Although the new President refused to criticize authoritarian leaders like Fidel Castro or Muammar Qaddafi, who had consistently supported the ANC during its long struggle, he proclaimed human rights as the guiding light of South Africa’s foreign policy. This choice merged the liberal and socialist currents that sustained the anti-apartheid struggle. Keenly aware of Africa’s development needs it underlined the link between social, economic and cultural rights and civil and political rights. This approach was ‘mainstreamed’ across all other foreign policy initiatives, from peacemaking to the modernization of pan-African institutions.

A symbol and a source of formidable pride for Africa, Nelson Mandela also held a universalist and global concept of foreign policy. He complemented his ambitious plan to develop and unite Africa with a strong commitment towards the global South and the forging of alliances, especially with democratic emerging countries like India and Brazil within the IBSA forum.

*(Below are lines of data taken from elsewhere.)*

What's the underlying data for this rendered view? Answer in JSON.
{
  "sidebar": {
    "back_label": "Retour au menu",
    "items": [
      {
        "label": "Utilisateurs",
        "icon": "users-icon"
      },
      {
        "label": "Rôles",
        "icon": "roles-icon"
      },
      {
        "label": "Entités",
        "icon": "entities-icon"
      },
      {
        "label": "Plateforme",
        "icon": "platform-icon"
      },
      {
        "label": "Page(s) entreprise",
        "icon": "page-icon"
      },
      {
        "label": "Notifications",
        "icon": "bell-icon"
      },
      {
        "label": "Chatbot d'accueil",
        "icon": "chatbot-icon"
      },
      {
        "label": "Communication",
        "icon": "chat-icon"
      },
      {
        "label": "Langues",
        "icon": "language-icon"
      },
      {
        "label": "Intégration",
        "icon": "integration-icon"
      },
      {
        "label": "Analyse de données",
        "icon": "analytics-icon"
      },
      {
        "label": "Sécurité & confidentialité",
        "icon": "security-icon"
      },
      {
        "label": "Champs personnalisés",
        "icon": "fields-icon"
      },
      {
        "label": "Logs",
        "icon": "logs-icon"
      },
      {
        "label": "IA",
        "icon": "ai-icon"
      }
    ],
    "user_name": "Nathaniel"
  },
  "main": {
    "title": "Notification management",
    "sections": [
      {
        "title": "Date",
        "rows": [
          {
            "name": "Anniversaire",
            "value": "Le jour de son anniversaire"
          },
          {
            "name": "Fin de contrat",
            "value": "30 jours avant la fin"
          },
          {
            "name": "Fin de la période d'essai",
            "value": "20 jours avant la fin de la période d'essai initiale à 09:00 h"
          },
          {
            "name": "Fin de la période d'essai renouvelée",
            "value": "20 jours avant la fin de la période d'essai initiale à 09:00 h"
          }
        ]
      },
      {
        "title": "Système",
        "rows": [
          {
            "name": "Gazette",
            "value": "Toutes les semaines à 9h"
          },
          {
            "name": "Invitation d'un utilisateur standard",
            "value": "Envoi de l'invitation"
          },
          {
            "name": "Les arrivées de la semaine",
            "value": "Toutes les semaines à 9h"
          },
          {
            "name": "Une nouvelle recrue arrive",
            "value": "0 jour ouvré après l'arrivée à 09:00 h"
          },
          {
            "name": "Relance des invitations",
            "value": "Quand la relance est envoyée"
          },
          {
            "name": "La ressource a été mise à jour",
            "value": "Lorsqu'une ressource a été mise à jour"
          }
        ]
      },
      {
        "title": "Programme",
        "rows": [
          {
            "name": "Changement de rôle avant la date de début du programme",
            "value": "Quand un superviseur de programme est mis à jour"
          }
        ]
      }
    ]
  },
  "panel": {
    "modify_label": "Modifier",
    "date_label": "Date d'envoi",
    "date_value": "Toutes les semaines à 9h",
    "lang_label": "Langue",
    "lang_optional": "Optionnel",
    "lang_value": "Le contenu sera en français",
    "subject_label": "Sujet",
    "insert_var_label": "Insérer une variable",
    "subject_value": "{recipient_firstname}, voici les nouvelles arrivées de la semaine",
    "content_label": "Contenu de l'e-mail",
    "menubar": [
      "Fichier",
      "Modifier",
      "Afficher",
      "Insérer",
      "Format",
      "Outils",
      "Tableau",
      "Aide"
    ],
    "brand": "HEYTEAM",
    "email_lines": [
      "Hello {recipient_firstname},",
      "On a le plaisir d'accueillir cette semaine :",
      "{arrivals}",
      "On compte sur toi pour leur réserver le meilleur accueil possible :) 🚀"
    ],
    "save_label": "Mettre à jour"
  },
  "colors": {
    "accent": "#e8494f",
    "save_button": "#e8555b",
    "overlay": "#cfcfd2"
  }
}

Mandela was an ‘ethical realist’ in the way he approached foreign policy. He maintained relations with autocrats and democrats but he also set red lines that should not be crossed. His disapproval of Robert Mugabe’s increasingly repressive ways differed from the ‘policy of tolerance’ followed by President Thabo Mbeki and to a lesser extent by Jacob Zuma.

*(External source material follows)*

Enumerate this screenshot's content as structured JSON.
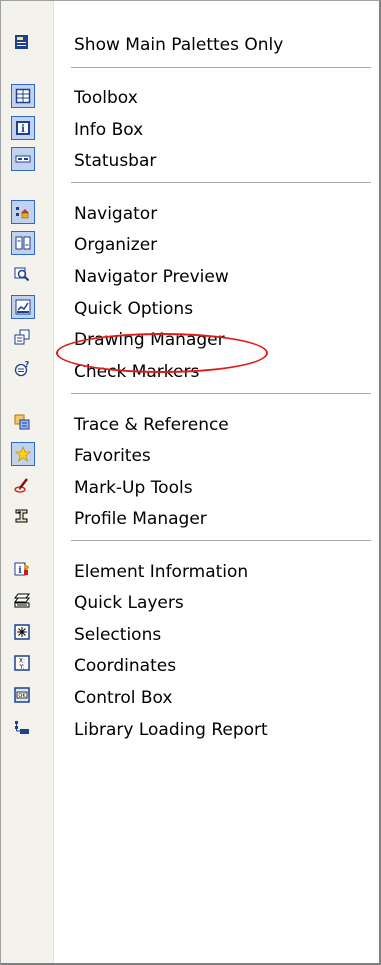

His legacy has been weakened by his successors. Human rights have been dropped as a symbolic guiding light, with South African diplomats at the UN voting alongside authoritarian countries. Peacemaking initiatives have been bogged down in intractable conflicts, in the Democratic Republic of the Congo or between Sudan and South Sudan. The country’s economic base has not grown to the point where it can assure the ‘solvency’ of an ambitious and global foreign policy.

Mandela’s legacy depends on external factors that he could not predict in 1994 or over which the South African government has no real control, like the meteoric rise of China’s global power or the emergence of jihadist terror in Nigeria, the Sahel region and Kenya.

His dreams for a better Africa will also hinge in large part on the capacity of his country to address its internal tensions and social disparities. The persistence of social apartheid, corruption within the ‘new Establishment’ and growing divisions within the ANC constitute a major threat to South Africa’s internal cohesion but also to its international projection as a key political and diplomatic actor in Africa and on the global scene.

Madiba’s death should be an occasion for those who claimed his political heritage to come back to his deep intuition that social justice and political reconciliation within South Africa should be the pillar of economic prosperity but also the lever of an active and benevolent foreign policy.

“Come home South Africa!” The idea that South Africa has to devote itself to solving its internal failings and to use its foreign policy to reach these internal objectives should tower over the South African government as the last benevolent farewell from the founder and father of the ‘new country’.